Pada sapi gejala klinis yang utama ialah keluron menular yangdapat diikuti dengan kemajiran temporer atau permanen dan menurunnya produksi susu. Keluron yang disebabkan oleh brucella biasanya akan terjadi pada umur kebuntingan antara 5 sampai 8 bulan (trimester ketiga). Sapi dapat mengalami keluron satu, dua atau tiga kali, kemudian memberikan kelahiran normal, sapi terlihat sehat walaupun mengeluarkan cairan vaginal yang bersifat infeksius. Cairan janin yang keluar waktu terjadinya keluron berwarna keruh dan dapat merupakan sumber penularan penyakit.
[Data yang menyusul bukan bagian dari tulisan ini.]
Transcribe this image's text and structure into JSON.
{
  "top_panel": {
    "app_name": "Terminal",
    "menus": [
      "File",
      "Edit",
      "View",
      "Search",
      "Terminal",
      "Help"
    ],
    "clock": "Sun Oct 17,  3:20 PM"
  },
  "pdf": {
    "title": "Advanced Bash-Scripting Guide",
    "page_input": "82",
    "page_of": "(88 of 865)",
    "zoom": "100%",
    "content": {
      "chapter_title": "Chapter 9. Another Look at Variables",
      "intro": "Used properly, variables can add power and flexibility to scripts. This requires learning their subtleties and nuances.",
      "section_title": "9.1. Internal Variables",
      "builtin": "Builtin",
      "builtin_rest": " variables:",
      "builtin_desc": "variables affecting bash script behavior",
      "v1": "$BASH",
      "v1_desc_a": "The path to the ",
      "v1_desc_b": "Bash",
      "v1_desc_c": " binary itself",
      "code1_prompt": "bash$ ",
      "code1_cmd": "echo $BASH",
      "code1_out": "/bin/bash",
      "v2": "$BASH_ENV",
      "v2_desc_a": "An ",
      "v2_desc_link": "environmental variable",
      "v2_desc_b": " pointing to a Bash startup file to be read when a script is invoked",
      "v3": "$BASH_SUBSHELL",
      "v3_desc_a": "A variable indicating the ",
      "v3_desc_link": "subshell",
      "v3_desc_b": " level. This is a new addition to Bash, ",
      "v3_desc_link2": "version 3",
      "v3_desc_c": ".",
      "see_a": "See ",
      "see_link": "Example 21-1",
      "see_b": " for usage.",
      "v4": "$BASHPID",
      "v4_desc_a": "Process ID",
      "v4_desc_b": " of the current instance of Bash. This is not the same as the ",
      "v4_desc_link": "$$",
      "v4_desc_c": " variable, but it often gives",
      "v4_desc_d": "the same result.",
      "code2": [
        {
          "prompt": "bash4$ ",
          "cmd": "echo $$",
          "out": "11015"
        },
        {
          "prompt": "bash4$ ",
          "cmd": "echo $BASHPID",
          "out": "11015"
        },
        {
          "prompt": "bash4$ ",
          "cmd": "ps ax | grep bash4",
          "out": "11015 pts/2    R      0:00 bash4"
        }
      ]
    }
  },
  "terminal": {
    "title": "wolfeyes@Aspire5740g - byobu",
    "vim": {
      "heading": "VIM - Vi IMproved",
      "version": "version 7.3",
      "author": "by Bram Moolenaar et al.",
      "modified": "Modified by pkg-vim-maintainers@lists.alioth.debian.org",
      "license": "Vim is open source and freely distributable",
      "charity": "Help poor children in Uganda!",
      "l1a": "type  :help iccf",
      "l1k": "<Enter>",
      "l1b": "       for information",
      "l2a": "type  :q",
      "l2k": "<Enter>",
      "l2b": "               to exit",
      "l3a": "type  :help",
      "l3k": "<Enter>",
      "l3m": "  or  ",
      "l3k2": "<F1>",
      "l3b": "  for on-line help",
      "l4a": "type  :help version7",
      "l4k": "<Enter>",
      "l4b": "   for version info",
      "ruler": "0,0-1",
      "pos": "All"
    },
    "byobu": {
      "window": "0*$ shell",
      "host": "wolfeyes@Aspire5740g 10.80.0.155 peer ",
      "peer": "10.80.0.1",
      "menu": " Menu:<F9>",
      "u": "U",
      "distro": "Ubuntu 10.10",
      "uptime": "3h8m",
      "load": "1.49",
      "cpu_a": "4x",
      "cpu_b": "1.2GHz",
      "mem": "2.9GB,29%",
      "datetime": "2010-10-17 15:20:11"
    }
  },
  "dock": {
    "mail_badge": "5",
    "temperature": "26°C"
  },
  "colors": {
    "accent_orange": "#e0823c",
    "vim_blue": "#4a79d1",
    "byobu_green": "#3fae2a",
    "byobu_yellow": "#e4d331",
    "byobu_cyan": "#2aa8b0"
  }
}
Pada kelenjar susu tidak menunjukkan gejala klinis meskipun di dalam susunya didapatkan bakteri brucella. Hewan jantan memperlihatkan gejala epididimitis dan orchitis. Selain gejala-gejala di atas sering pula ditemukan kebengkakan pada persendian lutut (karpal dan tarsal). Masa inkubasi penyakit ini belum diketahui dengan pasti. Pada sapi berkisar antara 2 minggu - 8 bulan atau lebih lama (Radostids and Blood, 1989).
Gambar 2. Pembengkakan sendi dan
retensi plasenta
Gambar 3. Pedet abortus dan
abnormalitas placenta
Gejala klinis yang nampak pada manusia antara lain demam berkepanjangan, sakit kepala, depresi, kelemahan. Radang testis dan sendi pada pria dan abortus pada wanita. Selain itu, kematian dapat disebabkan karena adanya komplikasi endocarditis oleh B. melitensis (Angka kejadian 80 %).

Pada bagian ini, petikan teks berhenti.